We had our picnic on the port side ice. A ship this large creates a very big blind spot. The starboard side was off limits today as our guards set their perimeter and watched the horizon for large, hungry carnivores. If they spotted one, the planwas to herd us back up the gangway.
You can see other activities besides our BBQ-on-ice. Participants in an activity called the Polar Plunge dove into the water at the stern of the ship for a brief swim. The salt water was a few degrees colder than the 0 degrees Celsius temperature that freezes fresh water.
Other folks made snow angles and snow balls. With the air temperature at 0 degrees Celsius, the snowballs packed rather well. We took photographs of people "pulling the ship" with the line that you see tied at the bow. Folks sat or stood on the anchor for more photographs. The fun of playing in the snow and the grand scale of the ship and its anchor made some of us feel like kids again.
As the party wound down, the helicopter took us up for flights around the ship.
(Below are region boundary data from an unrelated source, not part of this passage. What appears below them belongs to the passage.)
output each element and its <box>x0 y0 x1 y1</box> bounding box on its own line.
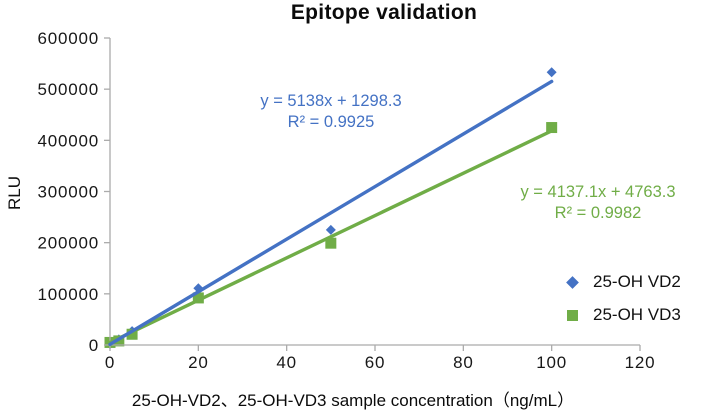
legend: 25-OH VD2 25-OH VD3 <box>566 269 681 328</box>
data-point-diamond <box>325 224 336 235</box>
x-tick-label: 20 <box>188 353 209 372</box>
legend-label-vd3: 25-OH VD3 <box>593 305 681 324</box>
data-point-square <box>325 237 337 249</box>
legend-item-vd2: 25-OH VD2 <box>566 269 681 295</box>
vd3-trendline-label: y = 4137.1x + 4763.3 R² = 0.9982 <box>492 182 704 224</box>
vd2-equation: y = 5138x + 1298.3 <box>260 92 402 110</box>
data-point-diamond <box>546 67 557 78</box>
x-tick-label: 120 <box>625 353 656 372</box>
x-tick-label: 100 <box>536 353 567 372</box>
y-tick-label: 100000 <box>37 285 99 304</box>
data-point-square <box>126 328 138 340</box>
x-tick-label: 80 <box>453 353 474 372</box>
trendline <box>108 79 554 347</box>
y-axis-title: RLU <box>5 176 24 211</box>
vd2-r-squared: R² = 0.9925 <box>287 113 375 131</box>
y-tick-label: 0 <box>89 336 99 355</box>
data-point-square <box>546 122 558 134</box>
y-tick-label: 400000 <box>37 131 99 150</box>
x-tick-label: 0 <box>105 353 115 372</box>
vd2-diamond-icon <box>566 275 579 289</box>
y-tick-label: 200000 <box>37 234 99 253</box>
vd3-r-squared: R² = 0.9982 <box>554 204 642 222</box>
x-tick-label: 60 <box>365 353 386 372</box>
legend-label-vd2: 25-OH VD2 <box>593 272 681 291</box>
y-tick-label: 500000 <box>37 80 99 99</box>
y-tick-label: 600000 <box>37 29 99 48</box>
chart-title: Epitope validation <box>290 1 478 24</box>
trendline <box>108 129 554 345</box>
x-tick-label: 40 <box>276 353 297 372</box>
data-point-square <box>192 292 204 304</box>
vd3-equation: y = 4137.1x + 4763.3 <box>520 183 676 201</box>
x-axis-title: 25-OH-VD2、25-OH-VD3 sample concentration… <box>131 391 575 410</box>
legend-item-vd3: 25-OH VD3 <box>566 302 681 328</box>
vd3-square-icon <box>567 309 578 321</box>
y-tick-label: 300000 <box>37 183 99 202</box>
vd2-trendline-label: y = 5138x + 1298.3 R² = 0.9925 <box>225 91 437 133</box>
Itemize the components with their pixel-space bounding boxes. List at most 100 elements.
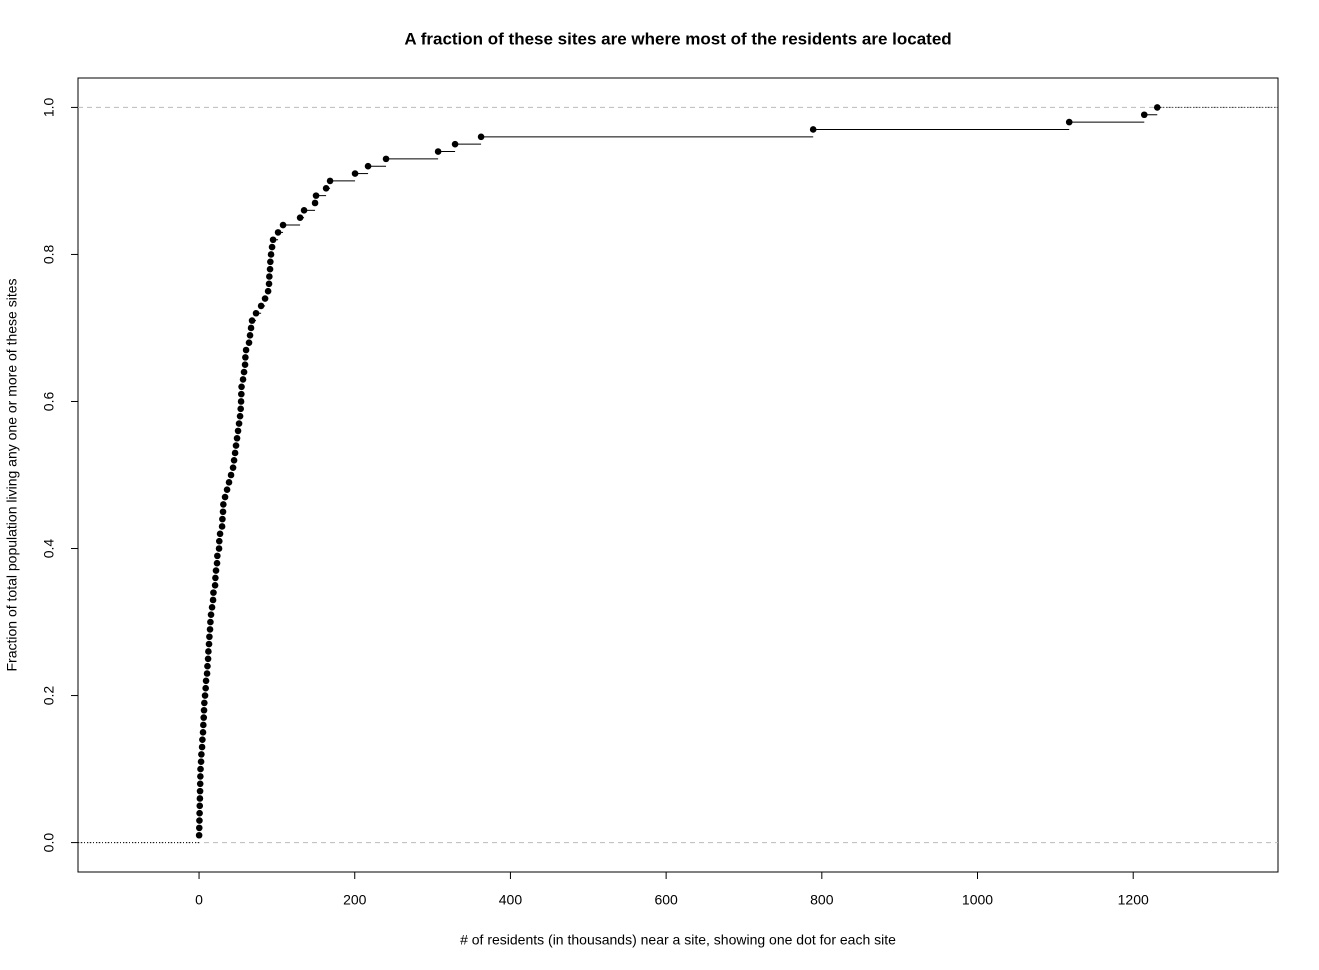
point: [477, 133, 485, 141]
point: [200, 706, 208, 714]
point: [196, 817, 203, 824]
point: [274, 229, 282, 236]
point: [215, 537, 223, 545]
point: [242, 346, 250, 354]
y-tick-label: 0.0: [41, 833, 57, 853]
point: [219, 515, 226, 523]
point: [267, 258, 274, 266]
point: [197, 773, 204, 780]
point: [215, 545, 223, 552]
point: [210, 589, 217, 596]
point: [237, 398, 245, 405]
point: [196, 795, 204, 802]
point: [234, 427, 242, 435]
point: [236, 412, 244, 420]
point: [311, 199, 319, 207]
point: [237, 405, 244, 413]
point: [196, 809, 203, 817]
point: [221, 493, 229, 501]
point: [198, 743, 206, 751]
point: [209, 596, 217, 604]
point: [200, 714, 208, 721]
y-axis-label: Fraction of total population living any …: [4, 279, 20, 672]
point: [279, 221, 287, 229]
point: [326, 177, 334, 185]
point: [207, 611, 215, 618]
point: [451, 140, 459, 148]
point: [223, 486, 231, 494]
x-axis-label: # of residents (in thousands) near a sit…: [460, 932, 896, 948]
y-tick-label: 0.8: [41, 245, 57, 265]
point: [218, 523, 226, 530]
x-tick-label: 1000: [962, 892, 993, 908]
x-tick-label: 1200: [1118, 892, 1149, 908]
point: [267, 251, 275, 258]
point: [199, 729, 207, 736]
point: [202, 684, 209, 692]
point: [434, 148, 442, 155]
point: [382, 155, 390, 163]
point: [265, 280, 273, 288]
point: [202, 677, 210, 685]
point: [239, 376, 247, 383]
point: [195, 824, 203, 832]
point: [198, 751, 205, 758]
point: [322, 184, 330, 192]
point: [203, 670, 211, 677]
point: [248, 317, 256, 324]
point: [213, 559, 221, 567]
point: [219, 508, 227, 516]
point: [1065, 118, 1073, 126]
point: [264, 287, 272, 295]
point: [229, 464, 237, 471]
x-tick-label: 200: [343, 892, 367, 908]
point: [231, 449, 239, 457]
point: [212, 567, 220, 574]
point: [364, 162, 372, 170]
point: [238, 383, 245, 391]
point: [212, 574, 219, 582]
point: [809, 126, 817, 133]
point: [205, 648, 212, 655]
point: [200, 721, 207, 729]
point: [266, 273, 273, 280]
y-tick-label: 0.4: [41, 539, 57, 559]
chart-title: A fraction of these sites are where most…: [404, 29, 951, 48]
point: [246, 332, 254, 339]
point: [208, 604, 216, 611]
point: [269, 236, 277, 244]
point: [235, 420, 243, 427]
point: [240, 368, 248, 376]
point: [206, 633, 213, 641]
point: [242, 354, 249, 361]
point: [230, 456, 238, 464]
point: [211, 581, 219, 589]
point: [1153, 104, 1161, 111]
point: [204, 662, 211, 670]
point: [214, 552, 221, 560]
point: [238, 390, 245, 398]
point: [261, 295, 269, 302]
point: [197, 765, 204, 773]
point: [195, 831, 203, 839]
point: [220, 501, 227, 508]
point: [227, 471, 235, 479]
plot-frame: [77, 77, 1279, 873]
point: [241, 361, 249, 369]
point: [247, 324, 255, 332]
point: [233, 434, 241, 442]
point: [266, 265, 274, 273]
point: [257, 302, 265, 310]
point: [199, 736, 206, 743]
point: [207, 618, 214, 626]
point: [1140, 111, 1148, 119]
point: [201, 699, 208, 707]
point: [216, 530, 224, 538]
point: [245, 339, 253, 346]
y-tick-label: 1.0: [41, 97, 57, 117]
point: [312, 192, 320, 199]
point: [225, 479, 233, 486]
point: [268, 243, 276, 251]
point: [196, 780, 204, 788]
Can you find the 3rd quarter moon? It is one week away from a total solar eclipse on August 1. When we get back on board, we will be breaking ice toward the path of totality.
With no land details to geocode this panorama, I have tried to use the time of day with the positions of the sun and the moon to orient the panorama in Google Earth. I think that it worked out well. With the drifting of the ice pack, our picnic spot had already move by about a kimometer before the picnic was over.
This panorama was photographed with a Nikon D80 and stitched with Autopano Pro.